Пайпер сначала недовольно приоткрыл глаза. Посмотрел на своего лётчика, который замер опустив руки и со строгим видом, но не на выправку. Говорить он, похоже, совсем не умел. Описав подбородком неспешный полукруг, Йохен развернулся и, по инерции, снова в расслабленной деревенской позе привалился к стене. Теперь он видел. Как Генрих Виттгенштейн, немного зло и нервно, по-прежнему обращаясь без слов, сам закуривал. На его вновь приподнятых, будто ему зябко и неуютно, или же будто кожистые крылья собраны у него за спиной, плечах, лежала немного намокшая куртка. Сам он от дождя и влажности казался ещё более тонким. Теперь уж точно как промокшие ветви орешника, изглоданные поздней осенью. С достоинством бросаясь выверенными резковатыми жестами, он тоже закурил. Смерив одинаково презрительными и безразличными взглядами обоих (но провинившийся лётчик всё-таки удостоился толики будто бы отцовского разочарования), Генрих отвёл глаза на поле за распахнутыми воротами.
— А вы все совместные планы лейбштандарта и лётной эскадрильи обсуждаете то с одним пилотом, то с другим? — сказал он мокрому полю, это поле явно презирая. Голос его был холоден, а сам он ужасно далёк. Пайпер коротко взглянул на будто бы уменьшившегося в размерах и отчего-то покрасневшего лётчика и понял, что от него ждать нечего.
— Нет, просто у меня сигареты кончились… Какого чёрта тебе от меня снова надо? — последнюю фразу Пайпер буквально прошипел, сам удивляясь своим интонациям, одновременно и плачущим, и просящим прощения, и радующимся, и ненавидящим. Обращение подобное к принцу было, должно быть, настолько непозволительным, что милый маленький лётчик, ошарашено на Пайпера глянув, предпочёл просто ускользнуть без единой реплики. Словно ветром сдуло. Только перед этим отъехавшим вбок движением он как-то затравленно глянул на Виттгенштейна. А Виттгенштейн, поднося с сигарету к губам и хмуря тонкие брови, едва заметно кивнул со всё тем же пренебрежением и сдержанным негодованием.

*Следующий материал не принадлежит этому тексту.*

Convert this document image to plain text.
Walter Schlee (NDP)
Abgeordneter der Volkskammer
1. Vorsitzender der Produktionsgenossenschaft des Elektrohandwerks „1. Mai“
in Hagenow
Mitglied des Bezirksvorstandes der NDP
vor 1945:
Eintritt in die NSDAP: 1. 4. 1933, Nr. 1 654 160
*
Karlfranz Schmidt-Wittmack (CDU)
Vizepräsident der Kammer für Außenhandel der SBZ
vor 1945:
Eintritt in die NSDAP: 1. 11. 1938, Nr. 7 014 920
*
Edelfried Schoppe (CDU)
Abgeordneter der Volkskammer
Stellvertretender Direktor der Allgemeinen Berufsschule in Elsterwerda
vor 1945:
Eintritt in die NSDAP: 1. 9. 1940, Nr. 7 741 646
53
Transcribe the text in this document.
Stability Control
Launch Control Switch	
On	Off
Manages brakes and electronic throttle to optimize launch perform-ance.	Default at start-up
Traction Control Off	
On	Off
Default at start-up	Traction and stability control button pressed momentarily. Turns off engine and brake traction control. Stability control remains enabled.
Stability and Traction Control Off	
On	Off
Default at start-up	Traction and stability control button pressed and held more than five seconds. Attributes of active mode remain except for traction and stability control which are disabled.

— Незачем вам сюда ездить, — Генрих скучающе глянул на Пайпера исподлобья, немого заломил длинную шею, что выглядело одновременно и горделиво, и развязно. Голос его был чуть хрипловат. Он снова неспешно затянулся, растягивая реплику. Йохен не мог избавиться от подлого чувства, что им играют и его разглядывают, хоть изначально он сам сюда приехал для того, чтобы играть и разглядывать. Теперь же всё очевиднее становилось, что действительно не стоило приезжать и сызнова начинать неначатого. — Хотите испортить кому-то судьбу, хотите испортить кого-то?.. Как видно в этом лежит вся ваша невысокая суть, унтерштурмфюрер. Вряд ли я могу вам помешать, да и зачем? Я не альтруист. Только моих лётчиков не троньте. Можете считать, что они под моей защитой, а я сильнее и злее, чем кажусь, что бы вы там ни думали. Поэтому держитесь подальше, — он сделал ещё один театральный жест. Будто вдобавок ко всей своей лоснящейся княжеской выхоленности и воспитанности, после того как выпустил облако дыма в сторону Пайпера, сплюнул сквозь зубы себе под ноги. Но даже это сделал изящно. Хоть это было отвратительно и не шло ему, всё равно в этом действии нашлось много бьющей по глазам, ужасно странной красоты и холодной притягательности, влекущей за собой презрение.
— Хорошо, — Йохен сам не понял, почему, но вздрогнул, стоило заговорить. Он будто вырвался из эластичных сетей чужих слов. Будто враз прекратил пялиться на обточенную светом из дверей, слегка размытую фигуру. — Уеду и больше не вернусь, так?